A problem first noticed in the other place has resurfaced (see reference 1).
The story, triggered by a tale from a midlands sandwich factory, a place which makes a lot of the sandwiches which you might buy from the likes of M&S, is about benefit spongers from a place I shall call Rurimania, a vaguely central european country which includes lots of very dodgy people amongst its population. Certainly gyppoes, possibly vampires.
It seems that the salary of a brain surgeon in Rurimania is less than the minimum wage in this country. Furthermore, Rurimania is so poor that even brain surgeons have to live in shared bed-sits. Which means that they are quite happy to come here, to work at our minimum wage on our zero hours contracts and to live in our sort of shared bed-sits, or perhaps in clapped-out caravans round the back of the shed, while they work out how to get back onto the medical ladder. While our young people are too proud and too lazy: they are not going to get up early in the morning for minimum wages on zero hours contracts; they would rather scrape by on benefit, possibly supplemented by a little drug dealing on the side.
Some people think that this ought to be stopped, with one angle on enforcement (in today's DT) being to take our hard pressed police off drugs duties and to put them on foreigner registration duties.
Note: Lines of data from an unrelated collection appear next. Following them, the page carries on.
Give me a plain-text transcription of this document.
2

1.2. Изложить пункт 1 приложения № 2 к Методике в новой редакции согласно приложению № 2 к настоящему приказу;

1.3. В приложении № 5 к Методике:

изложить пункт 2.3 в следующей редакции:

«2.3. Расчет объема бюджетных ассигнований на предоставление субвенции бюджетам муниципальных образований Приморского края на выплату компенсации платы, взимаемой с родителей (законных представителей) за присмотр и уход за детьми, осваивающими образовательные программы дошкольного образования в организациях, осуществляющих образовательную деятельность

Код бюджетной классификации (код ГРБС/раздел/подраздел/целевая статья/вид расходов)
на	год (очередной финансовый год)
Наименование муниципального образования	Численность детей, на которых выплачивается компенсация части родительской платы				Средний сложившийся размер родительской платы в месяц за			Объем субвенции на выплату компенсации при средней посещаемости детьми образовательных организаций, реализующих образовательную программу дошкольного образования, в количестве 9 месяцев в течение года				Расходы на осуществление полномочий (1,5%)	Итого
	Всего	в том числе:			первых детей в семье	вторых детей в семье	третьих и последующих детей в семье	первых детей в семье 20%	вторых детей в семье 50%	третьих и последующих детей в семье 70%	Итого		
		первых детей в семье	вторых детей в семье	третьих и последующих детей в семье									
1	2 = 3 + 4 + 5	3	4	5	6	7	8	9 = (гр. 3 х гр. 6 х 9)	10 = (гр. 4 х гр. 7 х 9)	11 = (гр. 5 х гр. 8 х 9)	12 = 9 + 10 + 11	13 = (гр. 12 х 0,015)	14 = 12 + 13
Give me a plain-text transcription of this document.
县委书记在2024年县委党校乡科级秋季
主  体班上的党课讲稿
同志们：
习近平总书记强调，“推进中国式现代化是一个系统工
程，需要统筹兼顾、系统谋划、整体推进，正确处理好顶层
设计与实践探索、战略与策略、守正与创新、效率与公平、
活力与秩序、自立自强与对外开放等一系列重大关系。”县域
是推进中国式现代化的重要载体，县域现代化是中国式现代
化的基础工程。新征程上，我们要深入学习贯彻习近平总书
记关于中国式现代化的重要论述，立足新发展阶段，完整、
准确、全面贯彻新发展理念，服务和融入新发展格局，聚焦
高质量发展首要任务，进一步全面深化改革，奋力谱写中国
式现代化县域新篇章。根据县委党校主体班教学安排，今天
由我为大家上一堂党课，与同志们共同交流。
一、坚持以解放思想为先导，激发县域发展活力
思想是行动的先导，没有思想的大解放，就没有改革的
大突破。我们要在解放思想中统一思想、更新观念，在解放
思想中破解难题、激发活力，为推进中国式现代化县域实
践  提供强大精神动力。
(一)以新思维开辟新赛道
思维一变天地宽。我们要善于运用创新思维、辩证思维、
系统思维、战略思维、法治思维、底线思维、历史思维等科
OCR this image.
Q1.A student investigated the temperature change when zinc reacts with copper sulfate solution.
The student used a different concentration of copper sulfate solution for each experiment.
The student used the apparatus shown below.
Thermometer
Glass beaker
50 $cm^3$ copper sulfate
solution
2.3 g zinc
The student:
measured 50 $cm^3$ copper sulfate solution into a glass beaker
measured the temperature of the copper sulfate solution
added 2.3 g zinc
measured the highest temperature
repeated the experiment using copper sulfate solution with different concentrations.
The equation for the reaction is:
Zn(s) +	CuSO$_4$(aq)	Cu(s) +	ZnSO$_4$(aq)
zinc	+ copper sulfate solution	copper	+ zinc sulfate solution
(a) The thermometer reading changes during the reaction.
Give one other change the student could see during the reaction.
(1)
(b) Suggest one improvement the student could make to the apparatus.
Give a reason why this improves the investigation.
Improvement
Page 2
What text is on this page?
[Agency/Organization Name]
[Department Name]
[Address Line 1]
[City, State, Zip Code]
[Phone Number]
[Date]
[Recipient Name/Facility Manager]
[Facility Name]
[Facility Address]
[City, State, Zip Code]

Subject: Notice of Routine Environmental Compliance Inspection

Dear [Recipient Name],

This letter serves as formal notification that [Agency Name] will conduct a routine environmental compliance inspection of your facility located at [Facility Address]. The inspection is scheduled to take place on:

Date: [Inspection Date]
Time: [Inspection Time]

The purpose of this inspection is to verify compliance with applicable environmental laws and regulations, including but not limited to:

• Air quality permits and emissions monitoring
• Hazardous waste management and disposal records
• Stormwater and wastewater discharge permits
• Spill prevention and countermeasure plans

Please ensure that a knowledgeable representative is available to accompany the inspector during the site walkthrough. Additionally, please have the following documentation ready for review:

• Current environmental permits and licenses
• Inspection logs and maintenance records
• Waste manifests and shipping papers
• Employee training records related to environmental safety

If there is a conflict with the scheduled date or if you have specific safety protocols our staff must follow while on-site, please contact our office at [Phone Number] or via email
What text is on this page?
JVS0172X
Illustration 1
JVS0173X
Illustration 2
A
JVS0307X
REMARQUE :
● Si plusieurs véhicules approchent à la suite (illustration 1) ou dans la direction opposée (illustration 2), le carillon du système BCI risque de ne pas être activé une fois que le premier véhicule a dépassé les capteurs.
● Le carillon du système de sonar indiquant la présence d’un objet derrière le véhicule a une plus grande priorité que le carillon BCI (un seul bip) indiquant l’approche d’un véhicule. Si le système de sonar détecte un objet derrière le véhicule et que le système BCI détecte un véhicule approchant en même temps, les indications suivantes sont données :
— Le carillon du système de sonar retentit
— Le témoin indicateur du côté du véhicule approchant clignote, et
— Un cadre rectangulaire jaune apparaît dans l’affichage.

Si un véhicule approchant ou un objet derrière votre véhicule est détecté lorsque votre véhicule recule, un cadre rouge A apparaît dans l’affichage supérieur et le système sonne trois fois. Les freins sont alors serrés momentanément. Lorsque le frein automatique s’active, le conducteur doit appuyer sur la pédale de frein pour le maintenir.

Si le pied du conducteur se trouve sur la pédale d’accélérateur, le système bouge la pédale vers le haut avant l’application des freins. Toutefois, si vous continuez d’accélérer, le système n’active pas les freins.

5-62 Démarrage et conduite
Maybe even legalise drugs to free up even more resources. Then wages would have to drift up to the point where our lads and lasses would take the jobs on offer and all would be rosy in the garden.
Another take on this, also from the DT, is that foreigners who are in work in this country are eligible for in-work benefits, without regard to how long they have been in the country. So a foreigner on minimum wages with ten children to support can claim all kinds of benefits to top up his minimum wages. The employers are getting away with minimum wages, which are often not enough to live any kind of a decent life on, because government is picking up the tab.
So going back to the sandwich factory, said to be more or less entirely staffed by Rurimanians, the boss makes lots of dosh and we get our sandwiches for less than we ought to, making up the difference in general taxation, which the boss does not pay because he has come to a cosy arrangement with those nice people in the Channel Islands.
I ought perhaps to make it clear that I am all for foreigners. We have a young people deficit here while the Rurimanias have a young people exicit, so it makes sense for them to move from there to here, a move which also helps to even up incomes & wealth across the two populations, a good thing in the long run. I only feel a touch guilty about all the Rurimanians who stay at home and who need some brain surgery.
But maybe we should stop subsidising minimum wage operators through the benefit system and start paying a more realistic price for our sandwiches. Push the minimum wage up to a living wage. Or even make our own sandwiches.
Another wheeze which I am attracted to is to make it socially unacceptable, in the way that drink driving has become socially unacceptable, for a person at the top of a workplace to earn more than five times the person at the bottom. I leave the details, which need to take account of things like office cleaning sub-contractors, share options, bonuses, part timers and other lead-swingers, as an exercise for readers.
PS: I learn later that the sandwich factory story is not very true. But I don't think that takes the moral away from my tale as I believe there to be lots of work places which are like the one in the story.